Is it just nostalgia, or am I right in feeling wistful for the sixties and seventies? I was raised in sheltered small town Illinois, so was on the fringe of the fringe of the hippy movement. I never participated in any social activist rallies or attended any outdoor rock concerts. But throughout high school and early adulthood I felt a sense of impending change. Good things were on the horizon, you could almost smell them like the scent of a delicious meal you could enjoy soon.
Peace was the cry then, rather than Occupy anything. Make Love, Not War. I remember being so struck by a Life Magazine article on one week’s death toll in Vietnam that I cut out this photo of one young man the article said goodbye to. I didn’t know him. But I felt I knew him. He was the face of war to me and the toll war takes on our youth.

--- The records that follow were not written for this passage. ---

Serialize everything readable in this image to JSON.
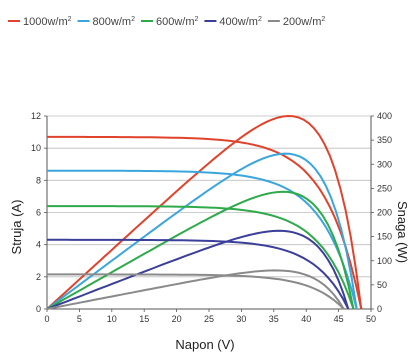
{
  "chart_data": {
    "type": "line",
    "xlabel": "Napon (V)",
    "ylabel": "Struja (A)",
    "y2label": "Snaga (W)",
    "xlim": [
      0,
      50
    ],
    "ylim": [
      0,
      12
    ],
    "y2lim": [
      0,
      400
    ],
    "xticks": [
      0,
      5,
      10,
      15,
      20,
      25,
      30,
      35,
      40,
      45,
      50
    ],
    "yticks": [
      0,
      2,
      4,
      6,
      8,
      10,
      12
    ],
    "y2ticks": [
      0,
      50,
      100,
      150,
      200,
      250,
      300,
      350,
      400
    ],
    "legend_position": "top",
    "grid": "horizontal",
    "series": [
      {
        "name": "1000w/m",
        "color": "#e0432c",
        "isc": 10.7,
        "voc": 48.5,
        "mpp_voltage": 40.5,
        "mpp_current": 9.3,
        "max_power": 400
      },
      {
        "name": "800w/m",
        "color": "#3aa6dd",
        "isc": 8.6,
        "voc": 47.8,
        "mpp_voltage": 40.8,
        "mpp_current": 7.9,
        "max_power": 322
      },
      {
        "name": "600w/m",
        "color": "#2faa4a",
        "isc": 6.4,
        "voc": 47.3,
        "mpp_voltage": 40.5,
        "mpp_current": 6.0,
        "max_power": 243
      },
      {
        "name": "400w/m",
        "color": "#3b3f9a",
        "isc": 4.3,
        "voc": 46.5,
        "mpp_voltage": 40.5,
        "mpp_current": 4.0,
        "max_power": 162
      },
      {
        "name": "200w/m",
        "color": "#8a8a8a",
        "isc": 2.15,
        "voc": 45.8,
        "mpp_voltage": 40.0,
        "mpp_current": 2.0,
        "max_power": 80
      }
    ]
  },
  "legend_unit_superscript": "2"
}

Between the protests against the war and the growing civil rights movement and the music calling for unity and world peace, it felt like the world was on the brink of doing something momentous that would change us forever. Did we? Maybe, in some ways. But where are those young activists now? They are all around my age. Shouldn’t the idealism they believed in then be something they have achieved by now? Where are the hippy senators and congressman and governors? Or do most kids turn into conformers when they grow up?
When I listen to the oldies on my Pandora radio station, there’s a part of me that wishes none of us had ever grown up. I wish we were walking around in Granny glasses and long hair and bell bottoms. But more importantly, I wish we were all walking around spreading the love for all humanity.